The issue of cudnn affecting speed

MzeroMiko / VMamba

VMamba: Visual State Space Models，code is based on mamba

MIT License

1.82k stars 98 forks source link

The issue of cudnn affecting speed #204

Open lp-094 opened 1 month ago

lp-094 commented 1 month ago

Hello, we tried to turn off cudnn, but there was no improvement in speed. Does it need to be in a specific version (such as V3) to be effective?

MzeroMiko commented 1 month ago

Do not worry, because it only happens to some machines (I do not get the pattern actually why a machine will be slow, maybe it is related to the driver or library).

using torch.backends.cudnn.enabled=True in downstream tasks may be quite slow. If you found vmamba quite slow in your machine, disable it in vmamba.py, else, ignore this.

LQchen1 commented 3 weeks ago

I had a similar problem, even though I set it to False in vmamba.py, its training time was still unstable, I used pytorch==2.0.1, python=3.11, V100

LQchen1 commented 3 weeks ago

Do not worry, because it only happens to some machines (I do not get the pattern actually why a machine will be slow, maybe it is related to the driver or library).

using torch.backends.cudnn.enabled=True in downstream tasks may be quite slow.
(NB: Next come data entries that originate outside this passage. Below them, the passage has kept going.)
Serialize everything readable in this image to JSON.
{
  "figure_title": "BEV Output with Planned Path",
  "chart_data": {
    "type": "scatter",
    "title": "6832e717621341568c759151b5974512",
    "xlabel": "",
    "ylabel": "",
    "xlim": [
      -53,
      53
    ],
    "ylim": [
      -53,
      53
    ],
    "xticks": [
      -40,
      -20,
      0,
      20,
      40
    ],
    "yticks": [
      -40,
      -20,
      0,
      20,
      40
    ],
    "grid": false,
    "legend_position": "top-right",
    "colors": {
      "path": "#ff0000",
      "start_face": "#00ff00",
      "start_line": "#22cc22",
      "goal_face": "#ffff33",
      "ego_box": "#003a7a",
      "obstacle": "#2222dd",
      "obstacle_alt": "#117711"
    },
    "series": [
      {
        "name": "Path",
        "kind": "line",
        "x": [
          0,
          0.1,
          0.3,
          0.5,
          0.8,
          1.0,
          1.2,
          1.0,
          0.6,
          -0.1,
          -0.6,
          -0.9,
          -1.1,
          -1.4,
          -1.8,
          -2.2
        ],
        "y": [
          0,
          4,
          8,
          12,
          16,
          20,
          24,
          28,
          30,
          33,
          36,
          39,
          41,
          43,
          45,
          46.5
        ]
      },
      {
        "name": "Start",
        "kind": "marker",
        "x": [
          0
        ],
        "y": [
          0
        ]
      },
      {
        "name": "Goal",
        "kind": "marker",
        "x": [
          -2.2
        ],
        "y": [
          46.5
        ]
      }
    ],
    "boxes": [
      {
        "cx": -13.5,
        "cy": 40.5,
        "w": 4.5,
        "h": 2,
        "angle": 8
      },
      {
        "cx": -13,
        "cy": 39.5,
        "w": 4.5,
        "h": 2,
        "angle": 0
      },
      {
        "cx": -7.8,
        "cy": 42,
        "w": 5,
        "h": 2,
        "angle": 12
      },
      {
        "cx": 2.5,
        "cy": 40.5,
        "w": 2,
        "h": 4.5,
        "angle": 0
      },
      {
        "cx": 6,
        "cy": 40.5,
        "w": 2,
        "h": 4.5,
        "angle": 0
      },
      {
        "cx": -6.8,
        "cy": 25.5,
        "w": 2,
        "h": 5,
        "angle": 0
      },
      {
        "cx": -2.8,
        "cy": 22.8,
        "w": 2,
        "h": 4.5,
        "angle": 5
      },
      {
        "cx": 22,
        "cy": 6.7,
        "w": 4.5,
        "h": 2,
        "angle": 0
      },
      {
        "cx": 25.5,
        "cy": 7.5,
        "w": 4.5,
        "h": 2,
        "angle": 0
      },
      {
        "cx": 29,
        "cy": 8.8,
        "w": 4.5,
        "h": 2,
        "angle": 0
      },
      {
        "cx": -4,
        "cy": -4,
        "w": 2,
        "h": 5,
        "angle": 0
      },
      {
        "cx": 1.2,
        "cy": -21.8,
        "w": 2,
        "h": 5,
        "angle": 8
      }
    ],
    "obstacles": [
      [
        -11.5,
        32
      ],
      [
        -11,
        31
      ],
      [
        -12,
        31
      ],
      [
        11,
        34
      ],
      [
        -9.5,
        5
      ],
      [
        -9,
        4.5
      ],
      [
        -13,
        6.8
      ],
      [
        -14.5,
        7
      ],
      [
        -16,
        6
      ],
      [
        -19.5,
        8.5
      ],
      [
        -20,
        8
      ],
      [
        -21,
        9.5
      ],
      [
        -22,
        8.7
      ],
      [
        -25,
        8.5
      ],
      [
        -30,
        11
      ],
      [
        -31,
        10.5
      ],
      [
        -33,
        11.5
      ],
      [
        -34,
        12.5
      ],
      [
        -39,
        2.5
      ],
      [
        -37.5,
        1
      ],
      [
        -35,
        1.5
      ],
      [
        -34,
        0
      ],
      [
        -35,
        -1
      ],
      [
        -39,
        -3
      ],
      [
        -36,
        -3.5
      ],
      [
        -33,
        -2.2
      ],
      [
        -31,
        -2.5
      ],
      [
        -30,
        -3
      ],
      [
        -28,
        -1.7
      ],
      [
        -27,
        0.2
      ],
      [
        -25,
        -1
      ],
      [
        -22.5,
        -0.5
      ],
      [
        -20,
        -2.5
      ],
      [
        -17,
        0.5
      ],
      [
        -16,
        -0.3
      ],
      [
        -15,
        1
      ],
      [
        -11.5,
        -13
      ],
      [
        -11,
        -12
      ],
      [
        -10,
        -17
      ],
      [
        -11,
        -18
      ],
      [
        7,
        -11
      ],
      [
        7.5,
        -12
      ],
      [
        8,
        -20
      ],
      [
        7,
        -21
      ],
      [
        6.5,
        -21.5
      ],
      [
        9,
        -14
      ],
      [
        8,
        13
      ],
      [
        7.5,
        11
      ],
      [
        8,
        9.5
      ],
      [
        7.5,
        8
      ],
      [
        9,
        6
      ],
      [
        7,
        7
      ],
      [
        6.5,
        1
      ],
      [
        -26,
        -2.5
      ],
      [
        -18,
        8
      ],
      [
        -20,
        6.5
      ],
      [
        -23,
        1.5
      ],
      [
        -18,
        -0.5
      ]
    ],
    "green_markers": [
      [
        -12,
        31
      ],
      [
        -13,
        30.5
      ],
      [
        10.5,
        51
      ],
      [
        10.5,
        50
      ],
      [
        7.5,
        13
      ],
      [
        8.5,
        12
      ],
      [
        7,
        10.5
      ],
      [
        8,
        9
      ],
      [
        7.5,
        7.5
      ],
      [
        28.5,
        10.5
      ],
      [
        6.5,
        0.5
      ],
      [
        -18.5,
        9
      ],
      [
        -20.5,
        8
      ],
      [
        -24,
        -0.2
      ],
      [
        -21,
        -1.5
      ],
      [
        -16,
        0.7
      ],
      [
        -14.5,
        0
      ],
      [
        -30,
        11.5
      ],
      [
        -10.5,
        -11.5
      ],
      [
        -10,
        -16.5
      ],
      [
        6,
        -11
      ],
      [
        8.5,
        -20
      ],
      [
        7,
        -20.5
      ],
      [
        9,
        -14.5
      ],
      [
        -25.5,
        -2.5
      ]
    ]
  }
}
If you found vmamba quite slow in your machine, disable it in vmamba.py, else, ignore this.

In fact, when I used an A100*8 card with batch size set to 512, it took me 2 hours to run an epoch。

MzeroMiko commented 3 weeks ago

That seems not possible. What environment you are using?

MzeroMiko commented 3 weeks ago

Also, for 8xV100, the time is about 10mins per epoch.

LQchen1 commented 3 weeks ago

Also, for 8xV100, the time is about 10mins per epoch.

I re-executed the program, and the first round took a long time, but the subsequent training was normal. However, I set torch.backends.cudnn.enabled = True. Could you let me know if this has a big impact on the model's performance?

MzeroMiko commented 3 weeks ago

It is still weird somehow, and I do not know why the first round would be abnormal. In my experiments, all epochs' time-consumption are similar, while all the first iter in each epoch is slow, as the program need to load the data from the very beginning.

Enable or disable cudnn may influence the performance, but I think the difference is tolerable.

LQchen1 commented 3 weeks ago

Looking at the logs, it seems to be the data loading, which took a lot of time because we were putting the data on another server and making it available to each server through data sharing.

LQchen1 commented 3 weeks ago

@MzeroMiko
The configuration file I used is vmambav2_tiny_224.yaml. I contrasted the current log with the author's log and found that the accuracy of EMA was much lower than expected. My EMA has an accuracy of 0.29%, but the author has an accuracy of 6.08% for the same epoch, my emaacc updates very slowly, what is the cause of this, I don't know much about how EMA works.

MzeroMiko commented 3 weeks ago

Oh, it is because the batch_size you use is much bigger than mine. EMA means that in every iter, the parameter is updated with the latest version. The batch_size is smaller, the more frequently the ema parameter is updated, and the higher performance it'll get in a certain epoch.

But I can not predict what'll happen in the last 50 epochs, as the training start to converge. You may get higher performance with this batchsize.

LQchen1 commented 3 weeks ago

@MzeroMiko Thanks for your reply, it is now back to normal.